Von Tom Koch 07.01.2011, 04:25

Blankenburg/Schierke. Dass Berliner Politprominenz sich sehr wohl auf dem Terrain der Landespolitik gut zu bewegen weiß, hat Cem Özdemir bewiesen. Der bündnisgrüne Bundesvorsitzende ist am gestrigen Dreikönigstag eigens zum Wahlkampfauftakt in die Harzer Provinz gereist.

Ob Nordverlängerung der Autobahn 14 oder die von der Bundespolitik gebeutelte Solarindustrie in Sachsen-Anhalts Süden – an thematischem Bezug mangelte es Özdemir bei seinem Sieben-Stunden-Termin nicht. Zunächst war der 45-Jährige von Berlin nach Blankenburg mit dem Zug gefahren, um die Harzer Bündnisgrünen bei ihrem Wahlkampfauftakt zu unterstützen.

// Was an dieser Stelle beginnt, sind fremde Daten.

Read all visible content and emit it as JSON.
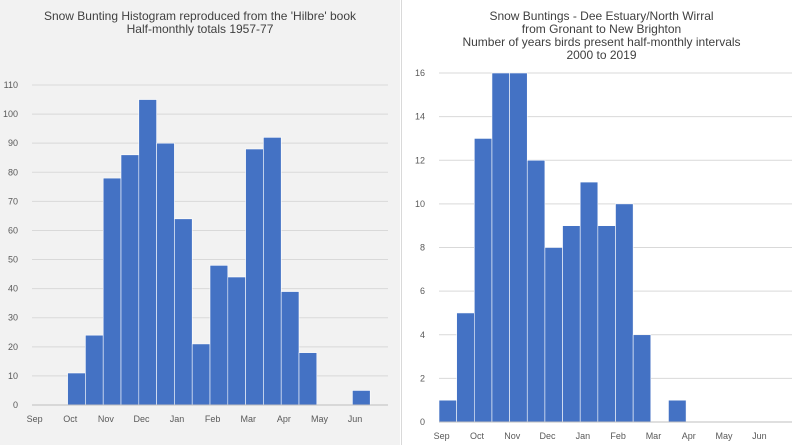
{
  "chart_data": [
    {
      "type": "bar",
      "title": "Snow Bunting Histogram reproduced from the 'Hilbre' book",
      "subtitle": "Half-monthly totals 1957-77",
      "month_labels": [
        "Sep",
        "Oct",
        "Nov",
        "Dec",
        "Jan",
        "Feb",
        "Mar",
        "Apr",
        "May",
        "Jun"
      ],
      "categories": [
        "Sep 1",
        "Sep 2",
        "Oct 1",
        "Oct 2",
        "Nov 1",
        "Nov 2",
        "Dec 1",
        "Dec 2",
        "Jan 1",
        "Jan 2",
        "Feb 1",
        "Feb 2",
        "Mar 1",
        "Mar 2",
        "Apr 1",
        "Apr 2",
        "May 1",
        "May 2",
        "Jun 1",
        "Jun 2"
      ],
      "values": [
        0,
        0,
        11,
        24,
        78,
        86,
        105,
        90,
        64,
        21,
        48,
        44,
        88,
        92,
        39,
        18,
        0,
        0,
        5,
        0
      ],
      "ylim": [
        0,
        110
      ],
      "yticks": [
        0,
        10,
        20,
        30,
        40,
        50,
        60,
        70,
        80,
        90,
        100,
        110
      ],
      "grid": true,
      "bar_color": "#4472c4"
    },
    {
      "type": "bar",
      "title": "Snow Buntings - Dee Estuary/North Wirral",
      "subtitle_lines": [
        "from Gronant to New Brighton",
        "Number  of years birds present half-monthly intervals",
        "2000 to 2019"
      ],
      "month_labels": [
        "Sep",
        "Oct",
        "Nov",
        "Dec",
        "Jan",
        "Feb",
        "Mar",
        "Apr",
        "May",
        "Jun"
      ],
      "categories": [
        "Sep 1",
        "Sep 2",
        "Oct 1",
        "Oct 2",
        "Nov 1",
        "Nov 2",
        "Dec 1",
        "Dec 2",
        "Jan 1",
        "Jan 2",
        "Feb 1",
        "Feb 2",
        "Mar 1",
        "Mar 2",
        "Apr 1",
        "Apr 2",
        "May 1",
        "May 2",
        "Jun 1",
        "Jun 2"
      ],
      "values": [
        1,
        5,
        13,
        16,
        16,
        12,
        8,
        9,
        11,
        9,
        10,
        4,
        0,
        1,
        0,
        0,
        0,
        0,
        0,
        0
      ],
      "ylim": [
        0,
        16
      ],
      "yticks": [
        0,
        2,
        4,
        6,
        8,
        10,
        12,
        14,
        16
      ],
      "grid": true,
      "bar_color": "#4472c4"
    }
  ]
}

Özdemir zeigte sich zuversichtlich, seiner Partei werde es in den Landtagswahlen gelingen, in die drei noch fehlenden Parlamente einzuziehen. Neben Mecklenburg-Vorpommern und Rheinland-Pfalz zählt der Landtag in Magdeburg dazu. Er hofft auch, dass bei der Wahl in seinem Heimatland "eine grüne Sensation" gelinge, so der aus Baden-Württemberg stammende Politiker im Volksstimme-Gespräch.

Özdemir betonte, seine Partei wolle mit ihrem Nein zum Weiterbau der A 14 nach Schwerin nicht die weitere Entwicklung in Sachsen-Anhalt blockieren: "Wir sind für Ehrlichkeit beim Thema Nordverlängerung. Es ist unredlich, den Menschen in der Altmark für derzeit 1,3 Milliarden Euro immer wieder eine Autobahn zu versprechen, für die keiner einen entsprechenden Verkehrsbedarf nachweisen kann." Es sei kein Zufall, dass selbst die größten Fans der Trasse "dafür seit Jahren keine Finanzierung auf die Beine stellen konnten". Özdemir sprach sich stattdessen dafür aus, "den nicht finanzierbaren Traum einer Lobby zu beenden und endlich mit der Planung für den Ausbau der Bundesstraße 189 zu beginnen".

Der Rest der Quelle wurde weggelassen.